Back to news. I was only at the training site for a day because I was very allergic to the house where we stayed. It was pretty funny, we couldn't get a key to the door, so we climbed through the windows the entire time we were there. The village was gorgeous, surrounded by mountains...and mines! So much of this country is sustained by mining. Unfortunately, mines create slag heaps, which are not such beautiful man-made mountains of waste. The cost of "progress". I was able to get back to Pretoria early Wednesday morning and get in to see the eye surgeon within two hours. The additional laser surgical procedure has now been done on my eye and I can move on till it's time for the other eye. So I was able to come back home Wednesday rather than Saturday, as I had planned. Since I was on leave through the weekend, I gave myself the time to recoup and re-center. It was great...I have been following Eckhart Tolle's class on-line on his book "The New Earth" and I was able to reread the book and view the classes again. In addition, I finally got fed up with myself and my laziness and started back at yoga, meditation and an exercise regimen. We'll see how long it lasts.

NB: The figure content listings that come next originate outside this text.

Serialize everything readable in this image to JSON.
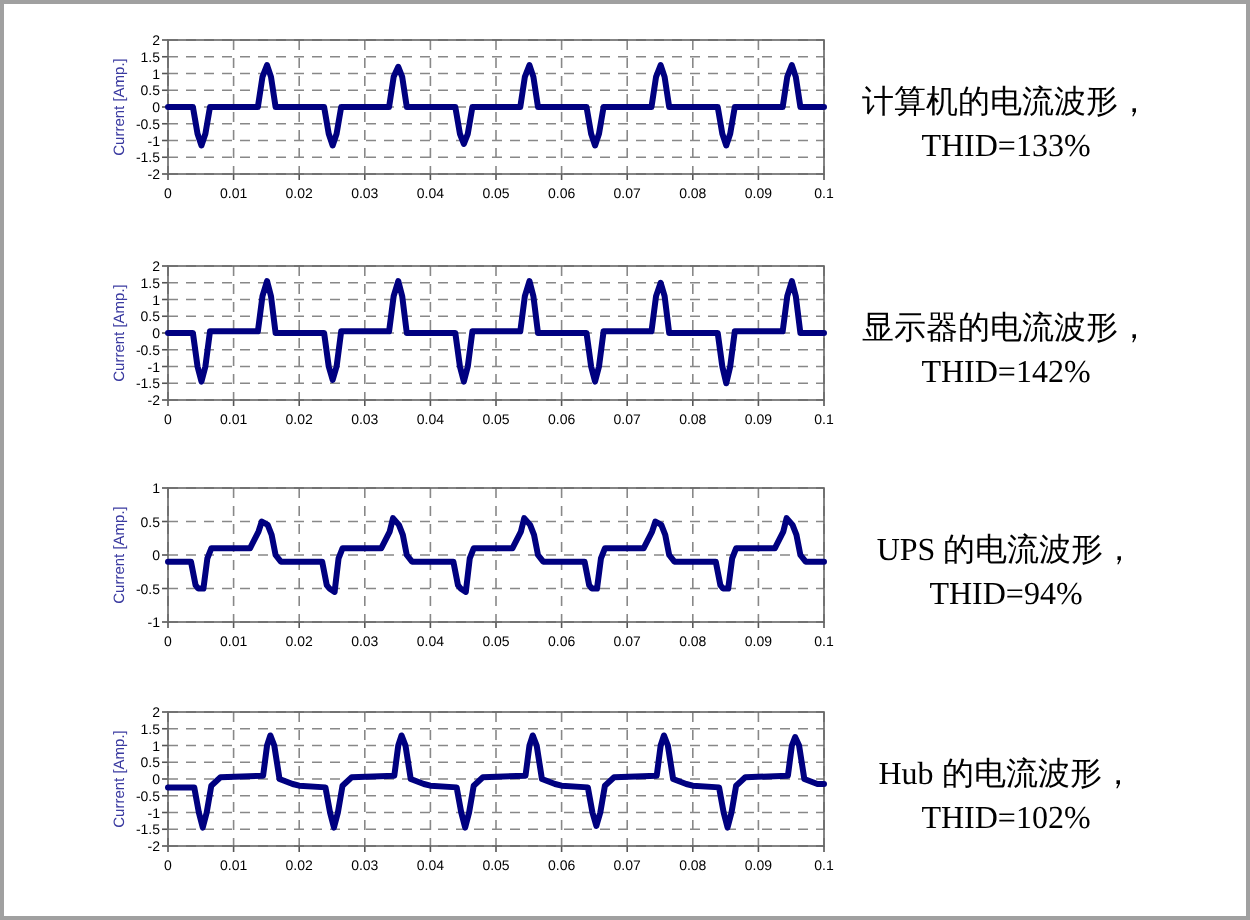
{
  "chart_data": [
    {
      "type": "line",
      "annotations": [
        "计算机的电流波形，",
        "THID=133%"
      ],
      "ylabel": "Current [Amp.]",
      "xlim": [
        0,
        0.1
      ],
      "ylim": [
        -2,
        2
      ],
      "grid": true,
      "xticks": [
        0,
        0.01,
        0.02,
        0.03,
        0.04,
        0.05,
        0.06,
        0.07,
        0.08,
        0.09,
        0.1
      ],
      "yticks": [
        -2,
        -1.5,
        -1,
        -0.5,
        0,
        0.5,
        1,
        1.5,
        2
      ],
      "series": [
        {
          "color": "#000080",
          "x": [
            0,
            0.0038,
            0.0045,
            0.0051,
            0.0057,
            0.0064,
            0.0137,
            0.0144,
            0.0151,
            0.0157,
            0.0164,
            0.02,
            0.0238,
            0.0245,
            0.0251,
            0.0257,
            0.0264,
            0.0337,
            0.0344,
            0.0351,
            0.0357,
            0.0364,
            0.04,
            0.0438,
            0.0445,
            0.0451,
            0.0457,
            0.0464,
            0.0537,
            0.0544,
            0.0551,
            0.0557,
            0.0564,
            0.06,
            0.0638,
            0.0645,
            0.0651,
            0.0657,
            0.0664,
            0.0737,
            0.0744,
            0.0751,
            0.0757,
            0.0764,
            0.08,
            0.0838,
            0.0845,
            0.0851,
            0.0857,
            0.0864,
            0.0937,
            0.0944,
            0.0951,
            0.0957,
            0.0964,
            0.1
          ],
          "values": [
            0,
            0,
            -0.8,
            -1.15,
            -0.8,
            0,
            0,
            0.9,
            1.25,
            0.9,
            0,
            0,
            0,
            -0.8,
            -1.15,
            -0.8,
            0,
            0,
            0.9,
            1.2,
            0.9,
            0,
            0,
            0,
            -0.8,
            -1.1,
            -0.8,
            0,
            0,
            0.9,
            1.25,
            0.9,
            0,
            0,
            0,
            -0.8,
            -1.15,
            -0.8,
            0,
            0,
            0.9,
            1.25,
            0.9,
            0,
            0,
            0,
            -0.8,
            -1.15,
            -0.8,
            0,
            0,
            0.9,
            1.25,
            0.9,
            0,
            0
          ]
        }
      ]
    },
    {
      "type": "line",
      "annotations": [
        "显示器的电流波形，",
        "THID=142%"
      ],
      "ylabel": "Current [Amp.]",
      "xlim": [
        0,
        0.1
      ],
      "ylim": [
        -2,
        2
      ],
      "grid": true,
      "xticks": [
        0,
        0.01,
        0.02,
        0.03,
        0.04,
        0.05,
        0.06,
        0.07,
        0.08,
        0.09,
        0.1
      ],
      "yticks": [
        -2,
        -1.5,
        -1,
        -0.5,
        0,
        0.5,
        1,
        1.5,
        2
      ],
      "series": [
        {
          "color": "#000080",
          "x": [
            0,
            0.0038,
            0.0045,
            0.0051,
            0.0057,
            0.0064,
            0.0137,
            0.0144,
            0.0151,
            0.0157,
            0.0164,
            0.02,
            0.0238,
            0.0245,
            0.0251,
            0.0257,
            0.0264,
            0.0337,
            0.0344,
            0.0351,
            0.0357,
            0.0364,
            0.04,
            0.0438,
            0.0445,
            0.0451,
            0.0457,
            0.0464,
            0.0537,
            0.0544,
            0.0551,
            0.0557,
            0.0564,
            0.06,
            0.0638,
            0.0645,
            0.0651,
            0.0657,
            0.0664,
            0.0737,
            0.0744,
            0.0751,
            0.0757,
            0.0764,
            0.08,
            0.0838,
            0.0845,
            0.0851,
            0.0857,
            0.0864,
            0.0937,
            0.0944,
            0.0951,
            0.0957,
            0.0964,
            0.1
          ],
          "values": [
            0,
            0,
            -1,
            -1.45,
            -1,
            0.05,
            0.05,
            1.1,
            1.55,
            1.1,
            0,
            0,
            0,
            -1,
            -1.4,
            -1,
            0.05,
            0.05,
            1.1,
            1.55,
            1.1,
            0,
            0,
            0,
            -1,
            -1.45,
            -1,
            0.05,
            0.05,
            1.1,
            1.55,
            1.1,
            0,
            0,
            0,
            -1,
            -1.45,
            -1,
            0.05,
            0.05,
            1.1,
            1.5,
            1.1,
            0,
            0,
            0,
            -1,
            -1.5,
            -1,
            0.05,
            0.05,
            1.1,
            1.55,
            1.1,
            0,
            0
          ]
        }
      ]
    },
    {
      "type": "line",
      "annotations": [
        "UPS 的电流波形，",
        "THID=94%"
      ],
      "ylabel": "Current [Amp.]",
      "xlim": [
        0,
        0.1
      ],
      "ylim": [
        -1,
        1
      ],
      "grid": true,
      "xticks": [
        0,
        0.01,
        0.02,
        0.03,
        0.04,
        0.05,
        0.06,
        0.07,
        0.08,
        0.09,
        0.1
      ],
      "yticks": [
        -1,
        -0.5,
        0,
        0.5,
        1
      ],
      "series": [
        {
          "color": "#000080",
          "x": [
            0,
            0.0035,
            0.0042,
            0.0046,
            0.0054,
            0.006,
            0.0066,
            0.0125,
            0.0138,
            0.0143,
            0.0152,
            0.0158,
            0.0164,
            0.0172,
            0.02,
            0.0235,
            0.0242,
            0.0246,
            0.0254,
            0.026,
            0.0266,
            0.0325,
            0.0338,
            0.0343,
            0.0352,
            0.0358,
            0.0364,
            0.0372,
            0.04,
            0.0435,
            0.0442,
            0.0446,
            0.0454,
            0.046,
            0.0466,
            0.0525,
            0.0538,
            0.0543,
            0.0552,
            0.0558,
            0.0564,
            0.0572,
            0.06,
            0.0635,
            0.0642,
            0.0646,
            0.0654,
            0.066,
            0.0666,
            0.0725,
            0.0738,
            0.0743,
            0.0752,
            0.0758,
            0.0764,
            0.0772,
            0.08,
            0.0835,
            0.0842,
            0.0846,
            0.0854,
            0.086,
            0.0866,
            0.0925,
            0.0938,
            0.0943,
            0.0952,
            0.0958,
            0.0964,
            0.0972,
            0.1
          ],
          "values": [
            -0.1,
            -0.1,
            -0.45,
            -0.5,
            -0.5,
            -0.05,
            0.1,
            0.1,
            0.35,
            0.5,
            0.45,
            0.3,
            0,
            -0.1,
            -0.1,
            -0.1,
            -0.45,
            -0.5,
            -0.55,
            -0.05,
            0.1,
            0.1,
            0.35,
            0.55,
            0.45,
            0.3,
            0,
            -0.1,
            -0.1,
            -0.1,
            -0.45,
            -0.5,
            -0.55,
            -0.05,
            0.1,
            0.1,
            0.35,
            0.55,
            0.45,
            0.3,
            0,
            -0.1,
            -0.1,
            -0.1,
            -0.45,
            -0.5,
            -0.5,
            -0.05,
            0.1,
            0.1,
            0.35,
            0.5,
            0.45,
            0.3,
            0,
            -0.1,
            -0.1,
            -0.1,
            -0.45,
            -0.5,
            -0.5,
            -0.05,
            0.1,
            0.1,
            0.35,
            0.55,
            0.45,
            0.3,
            0,
            -0.1,
            -0.1
          ]
        }
      ]
    },
    {
      "type": "line",
      "annotations": [
        "Hub 的电流波形，",
        "THID=102%"
      ],
      "ylabel": "Current [Amp.]",
      "xlim": [
        0,
        0.1
      ],
      "ylim": [
        -2,
        2
      ],
      "grid": true,
      "xticks": [
        0,
        0.01,
        0.02,
        0.03,
        0.04,
        0.05,
        0.06,
        0.07,
        0.08,
        0.09,
        0.1
      ],
      "yticks": [
        -2,
        -1.5,
        -1,
        -0.5,
        0,
        0.5,
        1,
        1.5,
        2
      ],
      "series": [
        {
          "color": "#000080",
          "x": [
            0,
            0.004,
            0.0047,
            0.0053,
            0.0059,
            0.0066,
            0.008,
            0.0145,
            0.0151,
            0.0156,
            0.0162,
            0.017,
            0.019,
            0.02,
            0.024,
            0.0247,
            0.0253,
            0.0259,
            0.0266,
            0.028,
            0.0345,
            0.0351,
            0.0356,
            0.0362,
            0.037,
            0.039,
            0.04,
            0.044,
            0.0447,
            0.0453,
            0.0459,
            0.0466,
            0.048,
            0.0545,
            0.0551,
            0.0556,
            0.0562,
            0.057,
            0.059,
            0.06,
            0.064,
            0.0647,
            0.0653,
            0.0659,
            0.0666,
            0.068,
            0.0745,
            0.0751,
            0.0756,
            0.0762,
            0.077,
            0.079,
            0.08,
            0.084,
            0.0847,
            0.0853,
            0.0859,
            0.0866,
            0.088,
            0.0945,
            0.0951,
            0.0956,
            0.0962,
            0.097,
            0.099,
            0.1
          ],
          "values": [
            -0.25,
            -0.25,
            -1,
            -1.45,
            -1,
            -0.2,
            0.05,
            0.1,
            1,
            1.3,
            1,
            0,
            -0.15,
            -0.2,
            -0.25,
            -1,
            -1.45,
            -1,
            -0.2,
            0.05,
            0.1,
            1,
            1.3,
            1,
            0,
            -0.15,
            -0.2,
            -0.25,
            -1,
            -1.45,
            -1,
            -0.2,
            0.05,
            0.1,
            1,
            1.3,
            1,
            0,
            -0.15,
            -0.2,
            -0.25,
            -1,
            -1.4,
            -1,
            -0.2,
            0.05,
            0.1,
            1,
            1.3,
            1,
            0,
            -0.15,
            -0.2,
            -0.25,
            -1,
            -1.45,
            -1,
            -0.2,
            0.05,
            0.1,
            1,
            1.25,
            1,
            0,
            -0.15,
            -0.15
          ]
        }
      ]
    }
  ]
}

This past week has been spent preparing a Power Point presentation on the Older Persons Act. You may remember (I vaguely do) that my first assignment for Age-in-Action was to attend a week-long workshop on the the Act. About time to pull together my notes and make something of them. The presentation is prepared and now the classes we are presenting have been postponed, again, until May. Next week, I am preparing a presentation on parenting. I want to add a section on talking about sexuality with children/adolescents but have a bit of research to do since it wasn't included in the workshop I attended. How in the world it could not be included in a parenting course with 30% of a population infected with a sexually transmitted disease, I don't know. However, I do understand why it isn't tackled because the grannies just don't talk about sex...to anyone, ever!
I went of Fochville, near Jo-burg, with Dineo this week to help with an economic empowerment program. The three senior clubs there have created a food co-op, a pillow making concern and a micro-loan sort-of credit union. They are very active and a great group of older folk. As I've mentioned before, there are many taxi accidents here and many lives lost every year. One of the grannies was the sole survivor of an accident that took 17 lives. She was originally pronounced dead also, but made it through. Seven years later, she is just coming out of her post-traumatic funk. Great lady and I thoroughly enjoyed talking with her.
Tomorrow, I plan to attend a cultural weekend at the convention center with Wanda and Dot, fellow volunteers. Will let you know how it goes.